L’attentatore di Londra, il giovane Sudesh Amman, era uscito di prigione solo pochi giorni fa ed era stato precedentemente notato dalle forze dell’ordine per una sorta di “fascinazione nei confronti dell’idea di morire in nome del terrorismo”. A scriverne è oggi il Guardian, ricostruendo l’episodio dell’attacco di ieri sulla Streatham High Road, nella parte sud di Londra, che ha provocato il ferimento di tre persone.

L’uomo, 20 anni, era sotto sorveglianza della polizia al momento dell’attacco: era stato rilasciato dopo aver scontato metà della pena di reclusione di oltre tre anni cui era stato condannato per possesso e distribuzione di materiale estremistico.
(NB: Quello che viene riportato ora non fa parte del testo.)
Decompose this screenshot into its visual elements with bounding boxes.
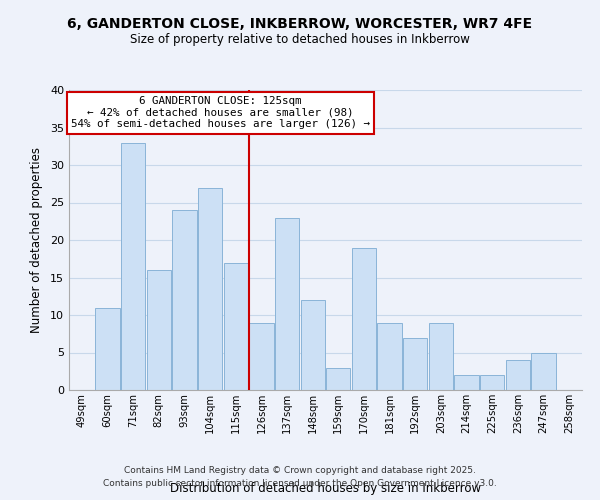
Bar — [532, 352, 556, 390]
Bar — [224, 262, 248, 390]
Text: 6 GANDERTON CLOSE: 125sqm
← 42% of detached houses are smaller (98)
54% of semi-: 6 GANDERTON CLOSE: 125sqm ← 42% of detac… — [71, 96, 370, 129]
Text: 6, GANDERTON CLOSE, INKBERROW, WORCESTER, WR7 4FE: 6, GANDERTON CLOSE, INKBERROW, WORCESTER… — [67, 18, 533, 32]
Bar — [377, 322, 402, 390]
X-axis label: Distribution of detached houses by size in Inkberrow: Distribution of detached houses by size … — [170, 482, 481, 495]
Bar — [146, 270, 171, 390]
Bar — [275, 218, 299, 390]
Bar — [454, 375, 479, 390]
Bar — [198, 188, 222, 390]
Bar — [403, 338, 427, 390]
Text: Contains HM Land Registry data © Crown copyright and database right 2025.
Contai: Contains HM Land Registry data © Crown c… — [103, 466, 497, 487]
Bar — [301, 300, 325, 390]
Bar — [352, 248, 376, 390]
Bar — [326, 368, 350, 390]
Bar — [429, 322, 453, 390]
Bar — [249, 322, 274, 390]
Y-axis label: Number of detached properties: Number of detached properties — [30, 147, 43, 333]
Bar — [172, 210, 197, 390]
Bar — [121, 142, 145, 390]
Bar — [95, 308, 119, 390]
Text: Size of property relative to detached houses in Inkberrow: Size of property relative to detached ho… — [130, 32, 470, 46]
Bar — [506, 360, 530, 390]
Bar — [480, 375, 505, 390]
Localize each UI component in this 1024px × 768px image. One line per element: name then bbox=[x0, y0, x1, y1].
Rinchiuso in carcere all’età di 18 anni, era stato rilasciato ma considerato abbastanza a rischio da giustificare una sorveglianza speciale della polizia.

Alle domande dei giornalisti, una fonte di Whiteall citata dal giornale britannico ha risposto che l’uomo “era sotto sorveglianza, e questo ha consentito alla polizia di fare il proprio lavoro con tanta rapidità. Poteva finire molto peggio. C’erano state preoccupazioni quando era in carcere, ma non vi era nessuna possibilità per nessuna istanza di potere di tenerlo dietro le sbarre”.